Onset: 6 months after initiation of durvalumab


Bilateral GGO forming circles, creating the "reversed halo" or "atoll" signs suggesting an organizing pneumonia pattern.

The bronchial carcinoma was located in the upper segment of the right upper lobe.

1 month later


GGO with similar OP pattern, non migratory, but fading compared to previous CT.

3 months later


Emerging peripheral subpleural reticulations and GGO, asymmetrically, with left predominance, and traction bronchiectasis.
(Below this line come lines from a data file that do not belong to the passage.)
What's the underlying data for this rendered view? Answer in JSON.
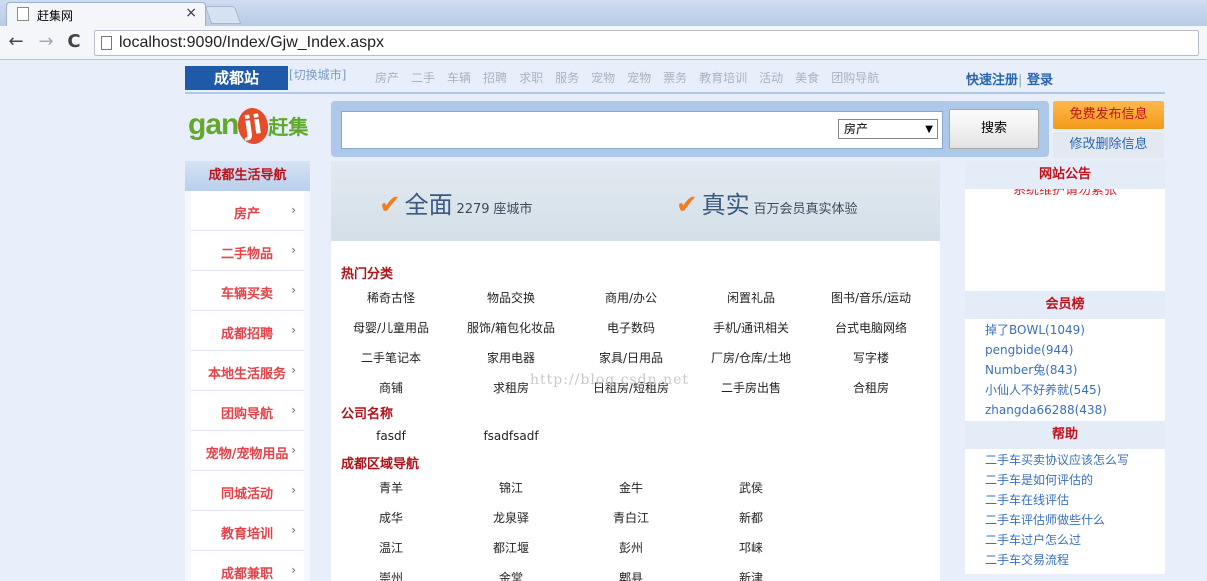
{
  "browser": {
    "tab_title": "赶集网",
    "close_glyph": "×",
    "url": "localhost:9090/Index/Gjw_Index.aspx",
    "back": "←",
    "forward": "→",
    "reload": "C"
  },
  "header": {
    "city": "成都站",
    "switch_city": "[切换城市]",
    "nav": [
      "房产",
      "二手",
      "车辆",
      "招聘",
      "求职",
      "服务",
      "宠物",
      "宠物",
      "票务",
      "教育培训",
      "活动",
      "美食",
      "团购导航"
    ],
    "register": "快速注册",
    "separator": "|",
    "login": "登录"
  },
  "logo": {
    "gan": "gan",
    "ji": "ji",
    "cn": "赶集"
  },
  "search": {
    "value": "",
    "category": "房产",
    "button": "搜索"
  },
  "actions": {
    "free_post": "免费发布信息",
    "edit_post": "修改删除信息"
  },
  "leftnav": {
    "title": "成都生活导航",
    "chevron": "›",
    "items": [
      "房产",
      "二手物品",
      "车辆买卖",
      "成都招聘",
      "本地生活服务",
      "团购导航",
      "宠物/宠物用品",
      "同城活动",
      "教育培训",
      "成都兼职"
    ]
  },
  "banner": {
    "left_big": "全面",
    "left_num": "2279",
    "left_small": "座城市",
    "right_big": "真实",
    "right_small": "百万会员真实体验",
    "check": "✔"
  },
  "hot": {
    "title": "热门分类",
    "rows": [
      [
        "稀奇古怪",
        "物品交换",
        "商用/办公",
        "闲置礼品",
        "图书/音乐/运动"
      ],
      [
        "母婴/儿童用品",
        "服饰/箱包化妆品",
        "电子数码",
        "手机/通讯相关",
        "台式电脑网络"
      ],
      [
        "二手笔记本",
        "家用电器",
        "家具/日用品",
        "厂房/仓库/土地",
        "写字楼"
      ],
      [
        "商铺",
        "求租房",
        "日租房/短租房",
        "二手房出售",
        "合租房"
      ]
    ]
  },
  "company": {
    "title": "公司名称",
    "items": [
      "fasdf",
      "fsadfsadf"
    ]
  },
  "region": {
    "title": "成都区域导航",
    "rows": [
      [
        "青羊",
        "锦江",
        "金牛",
        "武侯"
      ],
      [
        "成华",
        "龙泉驿",
        "青白江",
        "新都"
      ],
      [
        "温江",
        "都江堰",
        "彭州",
        "邛崃"
      ],
      [
        "崇州",
        "金堂",
        "郫县",
        "新津"
      ]
    ]
  },
  "watermark": "http://blog.csdn.net",
  "notice": {
    "title": "网站公告",
    "text": "系统维护请勿紧张"
  },
  "members": {
    "title": "会员榜",
    "items": [
      "掉了BOWL(1049)",
      "pengbide(944)",
      "Number兔(843)",
      "小仙人不好养就(545)",
      "zhangda66288(438)"
    ]
  },
  "help": {
    "title": "帮助",
    "items": [
      "二手车买卖协议应该怎么写",
      "二手车是如何评估的",
      "二手车在线评估",
      "二手车评估师做些什么",
      "二手车过户怎么过",
      "二手车交易流程"
    ]
  }
}
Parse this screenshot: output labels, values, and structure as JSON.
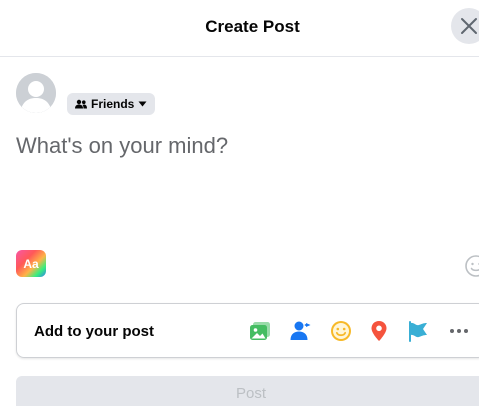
{
  "dialog": {
    "title": "Create Post",
    "close_icon": "close-icon"
  },
  "user": {
    "avatar_icon": "default-avatar-icon"
  },
  "audience": {
    "icon": "friends-icon",
    "label": "Friends",
    "dropdown_icon": "caret-down-icon"
  },
  "composer": {
    "placeholder": "What's on your mind?"
  },
  "background_picker": {
    "label": "Aa"
  },
  "emoji_icon": "emoji-icon",
  "add_to_post": {
    "label": "Add to your post",
    "tools": [
      {
        "name": "photo-video",
        "icon": "photo-icon",
        "color": "#45bd62"
      },
      {
        "name": "tag-people",
        "icon": "tag-people-icon",
        "color": "#1877f2"
      },
      {
        "name": "feeling-activity",
        "icon": "feeling-icon",
        "color": "#f7b928"
      },
      {
        "name": "check-in",
        "icon": "location-pin-icon",
        "color": "#f5533d"
      },
      {
        "name": "life-event",
        "icon": "flag-icon",
        "color": "#39afd5"
      },
      {
        "name": "more",
        "icon": "more-icon",
        "color": "#65676b"
      }
    ]
  },
  "post_button": {
    "label": "Post"
  },
  "colors": {
    "divider": "#e4e6eb",
    "secondary_text": "#65676b",
    "disabled_button": "#e4e6eb",
    "disabled_text": "#bcc0c4"
  }
}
In some areas, there is a subpleural thin line of spared lung parenchyma typical of the fibrotic NSIP pattern.

Case Discussion

This is a case of immune checkpoint inhibitor therapy-related pneumonitis with durvalumab, an anti-PD-L1 binding human monoclonal antibody, which allows T lymphocyte activation and cytotoxic function towards tumors expressing PD-L1 surface protein.

At the onset of the pneumonitis, the atoll / reversed halo signs were highly suggestive of organized pneumonia pattern. BAL was not performed although it would have been advised to do so to rule out mucormycosis-related pneumonia, which also features atoll / reversed halo signs.
Upon follow-up, the patient developed an NSIP pattern.